You could prevent that by sending a reference type, such as a pointer or slice over the channel:
c := make(chan []int)
// spawn some goroutines that read from this channel
var data [1000]int
// populate the data
// write a reference to data to the channel
c <- data[:]
So we just did the exact same data transfer, but reduced the memory copying, right? Well, here's a potential problem: You sent over the channel a reference to data
, but that data
value continues to be accessible in the current scope, even after the send:
// write a reference to data to the channel
c <- data[:]
// start messing with data
data[0] = 999
data[1] = 1234
...
This code might have just introduced a potential data race, because whoever read that slice from the channel might be working on it at the same time as you start modifying it.
The idea of passing ownership is that after you give out a reference to something, you are also conceding ownership of that thing, and will no use it. So long as we don't use data
after giving out the reference (sending the slice on the channel), then we have properly passed ownership.
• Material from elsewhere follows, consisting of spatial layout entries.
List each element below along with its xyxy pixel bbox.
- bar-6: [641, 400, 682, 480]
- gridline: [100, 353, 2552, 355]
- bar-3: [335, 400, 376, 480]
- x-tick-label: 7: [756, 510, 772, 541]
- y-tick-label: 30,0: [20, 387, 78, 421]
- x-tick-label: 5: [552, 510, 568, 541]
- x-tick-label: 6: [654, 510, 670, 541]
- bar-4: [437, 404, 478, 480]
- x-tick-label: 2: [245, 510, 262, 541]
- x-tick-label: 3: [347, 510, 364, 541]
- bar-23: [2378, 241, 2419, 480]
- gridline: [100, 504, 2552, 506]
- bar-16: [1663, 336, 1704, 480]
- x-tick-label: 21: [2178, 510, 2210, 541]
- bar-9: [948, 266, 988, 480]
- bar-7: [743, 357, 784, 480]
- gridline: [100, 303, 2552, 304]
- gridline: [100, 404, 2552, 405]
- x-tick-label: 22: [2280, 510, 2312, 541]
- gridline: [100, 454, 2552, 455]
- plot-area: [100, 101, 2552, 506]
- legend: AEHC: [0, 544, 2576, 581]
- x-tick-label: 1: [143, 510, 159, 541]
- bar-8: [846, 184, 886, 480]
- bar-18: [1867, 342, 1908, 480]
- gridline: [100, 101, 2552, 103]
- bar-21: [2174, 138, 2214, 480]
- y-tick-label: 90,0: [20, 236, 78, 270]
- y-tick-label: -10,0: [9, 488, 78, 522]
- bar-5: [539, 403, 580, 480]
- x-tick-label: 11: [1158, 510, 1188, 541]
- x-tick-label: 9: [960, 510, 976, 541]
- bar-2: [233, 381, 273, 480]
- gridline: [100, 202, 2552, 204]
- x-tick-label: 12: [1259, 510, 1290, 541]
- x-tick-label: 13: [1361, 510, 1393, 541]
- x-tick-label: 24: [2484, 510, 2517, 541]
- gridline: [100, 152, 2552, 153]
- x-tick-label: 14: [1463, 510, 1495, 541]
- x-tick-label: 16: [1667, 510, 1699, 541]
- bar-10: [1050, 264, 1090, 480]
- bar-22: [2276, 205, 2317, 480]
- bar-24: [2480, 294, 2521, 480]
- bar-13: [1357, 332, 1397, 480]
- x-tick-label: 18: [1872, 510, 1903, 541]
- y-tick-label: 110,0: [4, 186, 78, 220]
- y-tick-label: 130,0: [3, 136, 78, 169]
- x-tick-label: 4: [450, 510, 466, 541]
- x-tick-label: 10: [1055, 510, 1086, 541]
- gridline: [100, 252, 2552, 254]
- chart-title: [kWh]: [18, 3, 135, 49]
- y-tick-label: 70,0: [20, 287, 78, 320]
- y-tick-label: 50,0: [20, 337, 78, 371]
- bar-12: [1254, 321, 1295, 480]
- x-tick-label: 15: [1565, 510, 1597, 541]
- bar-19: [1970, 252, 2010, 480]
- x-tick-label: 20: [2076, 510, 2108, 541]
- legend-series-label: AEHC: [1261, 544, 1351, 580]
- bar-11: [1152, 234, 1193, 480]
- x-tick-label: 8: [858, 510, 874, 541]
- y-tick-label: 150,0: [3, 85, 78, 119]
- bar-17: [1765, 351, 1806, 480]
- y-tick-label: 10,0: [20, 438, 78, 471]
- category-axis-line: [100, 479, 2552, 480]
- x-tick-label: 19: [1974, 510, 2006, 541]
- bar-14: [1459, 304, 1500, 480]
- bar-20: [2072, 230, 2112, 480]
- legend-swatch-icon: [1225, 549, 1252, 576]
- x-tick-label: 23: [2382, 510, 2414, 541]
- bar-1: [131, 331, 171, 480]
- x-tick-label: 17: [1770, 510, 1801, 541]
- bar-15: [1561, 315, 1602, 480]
This problem is an extension of the general problem of shared state. Unlike, Rust, for example, Go doesn't have language constructs to properly control shared state. In order to reduce the chances of these errors, you could apply some strategies:
- Avoid passing references on channels: In the above example, the problem occurred once we started passing the data by reference, with a slice. This was only done to reduce the amount of memory coping done. Unless there was a pragmatic reason to do this optimization (a worthwhile performance difference was measured), it could be avoided entirely. Still, though, there are some data types in Go that are inherently a reference (e.g., maps and slices). If these types must be passed on a channel, then other strategies can be used.
- Separate the data creation logic into functions: In the example above, we could refactor the code:
func sendData(c chan []int) {
var data [1000]int
// populate the data
// write a reference to data to the channel
c <- data[:]
}
c := make(chan []int)
// spawn some goroutines that read from this channel
// send some data
sendData(c)
The possibility of incorrectly using data
still exists, but now it's isolated to a small function with a clear intent. In theory, the isolation should make the code easier to understand, more obvious what the correct use of data
is, and fewer changes would have potential interaction with it.
- Don't mix data pipelines with persistent state: By data pipeline, I mean two or more concurrent routines, between which data flows via channels. Expanding on the previous point, make the creation of owned references as close as possible to where they enter the data pipeline. Make space between where a goroutine receives data and where it sends it again or uses it, as tight as possible. In the general rules of ownership, you can only transfer ownership of something when you presently have full ownership of it. Due to this rule, you should avoid as much as possible, sending any reference on a channel that you didn't just create the referenced data immediately before sending. If you have a reference to any persistent or global state, it becomes much harder to ensure that ownership is respected.
By keeping the creation of the reference and the transfer of ownership in an isolated, global function, it should be harder to make errors. Then the only ways to violate the ownership rule are to:
- Leak the reference to global state
- Try to eliminate global variables and global state
- Leak the reference to a reference type parameter's state
- Don't take any reference type parameters in data sending functions
- Modify the reference data after sending the reference
- Put the send operation at the very end of the function. If necessary, you could put the send inside a defered call.
There's no perfect solution to eliminate all shared state issues (even in Rust they sometimes exist in practice), but I hope these strategies will help you think about how to tackle this problem.